There were several limitations in that it was a retrospective, cross-sectional study conducted in only one single center. The comorbidities like diabetes, obesity and the HBV-DNA level of all patients were insufficient. And liver fibrosis/cirrhosis was measured by ARPI/FIB-4, other than a liver biopsy. Despite these limitations, our study still enrolled a large number of newly diagnosed GC patients, and all with information about hepatitis B status. Moreover, our study investigated the effect of HBV infection only on synchronous liver metastasis, to avoid the interference of different anti-cancer treatments among GC patients and imprecision information about metachronous metastasis. Besides, our study was the first study that demonstrated the impact of not only HBV infection but also HBV-related cirrhosis on liver metastasis formation and survival in GC. Overall, our study discovered that HBV infection and HBV-related cirrhosis might remodel the liver microenvironment, becoming a premetastatic niche for GC cells to proliferate.

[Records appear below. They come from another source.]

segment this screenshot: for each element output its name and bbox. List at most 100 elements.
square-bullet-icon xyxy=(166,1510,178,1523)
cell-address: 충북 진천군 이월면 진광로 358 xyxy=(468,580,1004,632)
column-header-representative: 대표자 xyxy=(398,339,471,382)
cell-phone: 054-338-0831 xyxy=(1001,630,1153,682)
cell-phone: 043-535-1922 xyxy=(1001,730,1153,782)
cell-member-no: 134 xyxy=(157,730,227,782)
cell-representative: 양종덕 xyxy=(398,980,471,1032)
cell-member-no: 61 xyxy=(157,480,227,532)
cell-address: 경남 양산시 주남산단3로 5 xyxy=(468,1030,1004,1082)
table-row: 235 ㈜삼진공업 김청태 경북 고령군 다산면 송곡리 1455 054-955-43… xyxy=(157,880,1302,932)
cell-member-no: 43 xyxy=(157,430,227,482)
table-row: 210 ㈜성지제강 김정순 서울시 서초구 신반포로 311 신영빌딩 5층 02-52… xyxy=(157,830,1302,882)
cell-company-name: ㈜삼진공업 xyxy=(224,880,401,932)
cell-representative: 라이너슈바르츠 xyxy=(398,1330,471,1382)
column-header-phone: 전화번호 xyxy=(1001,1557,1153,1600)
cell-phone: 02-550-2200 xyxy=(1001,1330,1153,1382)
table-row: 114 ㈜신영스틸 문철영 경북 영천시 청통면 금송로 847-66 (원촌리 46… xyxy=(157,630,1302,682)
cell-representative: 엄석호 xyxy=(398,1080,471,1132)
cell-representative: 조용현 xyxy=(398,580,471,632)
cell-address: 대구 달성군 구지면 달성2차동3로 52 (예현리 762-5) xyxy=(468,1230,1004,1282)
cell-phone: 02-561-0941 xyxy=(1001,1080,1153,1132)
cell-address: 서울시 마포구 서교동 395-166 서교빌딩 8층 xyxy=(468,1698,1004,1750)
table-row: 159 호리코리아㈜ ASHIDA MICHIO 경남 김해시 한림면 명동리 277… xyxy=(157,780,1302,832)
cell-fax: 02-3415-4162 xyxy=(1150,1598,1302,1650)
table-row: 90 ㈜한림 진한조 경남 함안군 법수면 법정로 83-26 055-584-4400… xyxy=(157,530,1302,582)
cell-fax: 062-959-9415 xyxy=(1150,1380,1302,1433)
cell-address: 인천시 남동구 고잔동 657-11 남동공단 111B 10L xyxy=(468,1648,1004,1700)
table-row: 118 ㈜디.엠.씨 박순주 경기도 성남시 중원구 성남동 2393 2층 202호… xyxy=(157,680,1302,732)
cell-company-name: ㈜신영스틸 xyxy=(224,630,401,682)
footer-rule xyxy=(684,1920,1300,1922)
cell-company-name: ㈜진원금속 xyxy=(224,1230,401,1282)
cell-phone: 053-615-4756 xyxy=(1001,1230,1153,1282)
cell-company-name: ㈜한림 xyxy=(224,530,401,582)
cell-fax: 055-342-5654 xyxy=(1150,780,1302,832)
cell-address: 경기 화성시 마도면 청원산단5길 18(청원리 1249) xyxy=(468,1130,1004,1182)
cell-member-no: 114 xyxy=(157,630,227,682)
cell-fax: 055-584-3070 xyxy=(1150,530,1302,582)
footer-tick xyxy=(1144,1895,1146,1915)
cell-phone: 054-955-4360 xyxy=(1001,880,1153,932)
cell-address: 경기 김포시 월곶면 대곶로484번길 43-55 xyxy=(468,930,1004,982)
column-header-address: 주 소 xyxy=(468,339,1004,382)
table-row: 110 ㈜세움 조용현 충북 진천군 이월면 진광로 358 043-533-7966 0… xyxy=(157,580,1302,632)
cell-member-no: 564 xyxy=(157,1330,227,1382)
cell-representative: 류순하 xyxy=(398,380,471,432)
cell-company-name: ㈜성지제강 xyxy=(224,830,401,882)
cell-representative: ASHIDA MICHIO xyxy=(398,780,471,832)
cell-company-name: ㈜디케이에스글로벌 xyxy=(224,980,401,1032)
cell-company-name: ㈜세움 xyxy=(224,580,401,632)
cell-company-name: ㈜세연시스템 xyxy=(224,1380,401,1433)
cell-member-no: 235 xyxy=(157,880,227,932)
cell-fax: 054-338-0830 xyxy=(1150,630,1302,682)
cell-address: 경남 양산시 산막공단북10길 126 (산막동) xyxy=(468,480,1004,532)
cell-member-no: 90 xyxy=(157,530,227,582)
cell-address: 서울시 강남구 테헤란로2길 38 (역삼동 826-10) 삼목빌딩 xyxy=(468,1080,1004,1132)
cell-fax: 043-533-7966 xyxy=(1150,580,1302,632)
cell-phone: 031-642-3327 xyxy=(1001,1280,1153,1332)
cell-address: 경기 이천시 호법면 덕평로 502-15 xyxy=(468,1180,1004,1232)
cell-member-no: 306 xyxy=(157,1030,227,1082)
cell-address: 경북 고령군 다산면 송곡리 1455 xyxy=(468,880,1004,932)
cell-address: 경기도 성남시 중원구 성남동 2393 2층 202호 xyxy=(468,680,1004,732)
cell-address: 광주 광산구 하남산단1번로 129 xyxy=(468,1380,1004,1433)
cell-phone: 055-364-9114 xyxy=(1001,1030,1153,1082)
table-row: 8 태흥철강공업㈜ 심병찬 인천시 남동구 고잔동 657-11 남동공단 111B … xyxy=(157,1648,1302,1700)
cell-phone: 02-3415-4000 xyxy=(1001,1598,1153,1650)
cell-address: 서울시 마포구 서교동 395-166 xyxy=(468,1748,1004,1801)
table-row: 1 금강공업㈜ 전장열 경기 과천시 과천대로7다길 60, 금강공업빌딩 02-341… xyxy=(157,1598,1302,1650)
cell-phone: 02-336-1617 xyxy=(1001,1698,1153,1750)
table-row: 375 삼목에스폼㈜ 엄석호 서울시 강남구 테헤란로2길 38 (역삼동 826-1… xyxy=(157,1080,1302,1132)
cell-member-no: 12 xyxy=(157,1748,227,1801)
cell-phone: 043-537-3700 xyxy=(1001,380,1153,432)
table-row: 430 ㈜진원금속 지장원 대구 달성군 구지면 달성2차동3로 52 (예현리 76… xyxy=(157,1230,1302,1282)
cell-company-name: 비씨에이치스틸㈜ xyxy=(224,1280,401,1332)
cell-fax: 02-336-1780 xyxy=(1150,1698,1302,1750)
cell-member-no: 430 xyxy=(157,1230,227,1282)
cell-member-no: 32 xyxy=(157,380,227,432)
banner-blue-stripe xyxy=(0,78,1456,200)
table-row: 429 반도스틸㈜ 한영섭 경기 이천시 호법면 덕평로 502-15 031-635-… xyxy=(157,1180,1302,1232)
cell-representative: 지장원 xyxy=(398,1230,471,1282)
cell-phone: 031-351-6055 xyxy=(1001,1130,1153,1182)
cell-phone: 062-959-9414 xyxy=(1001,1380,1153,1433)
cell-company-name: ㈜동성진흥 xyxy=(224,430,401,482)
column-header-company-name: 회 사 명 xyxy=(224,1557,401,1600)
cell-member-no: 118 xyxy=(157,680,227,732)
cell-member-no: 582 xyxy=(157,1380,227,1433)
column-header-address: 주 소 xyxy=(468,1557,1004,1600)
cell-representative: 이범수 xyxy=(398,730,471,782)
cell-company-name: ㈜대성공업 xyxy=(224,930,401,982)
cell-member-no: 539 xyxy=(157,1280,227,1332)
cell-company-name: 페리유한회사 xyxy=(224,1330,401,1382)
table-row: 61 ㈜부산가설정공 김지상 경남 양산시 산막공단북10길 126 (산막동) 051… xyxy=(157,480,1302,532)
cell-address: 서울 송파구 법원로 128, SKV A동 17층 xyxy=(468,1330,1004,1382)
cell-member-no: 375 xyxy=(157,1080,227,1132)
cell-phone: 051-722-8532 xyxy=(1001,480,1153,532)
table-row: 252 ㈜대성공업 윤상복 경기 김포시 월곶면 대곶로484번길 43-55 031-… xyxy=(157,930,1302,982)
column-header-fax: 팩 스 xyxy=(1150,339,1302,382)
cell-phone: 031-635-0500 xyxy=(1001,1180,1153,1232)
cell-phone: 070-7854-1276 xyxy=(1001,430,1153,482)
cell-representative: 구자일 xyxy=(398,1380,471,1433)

This unique and exciting information may provide novel anti-cancer treatments on blocking premetastatic niche formation (soil) to prevent liver metastasis and even cure gastric cancer metastasis in the future. More prospective studies with larger sample size and animal experiments are needed to validate our findings and further explore the cause-effect relationship between HBV infection and synGCLM.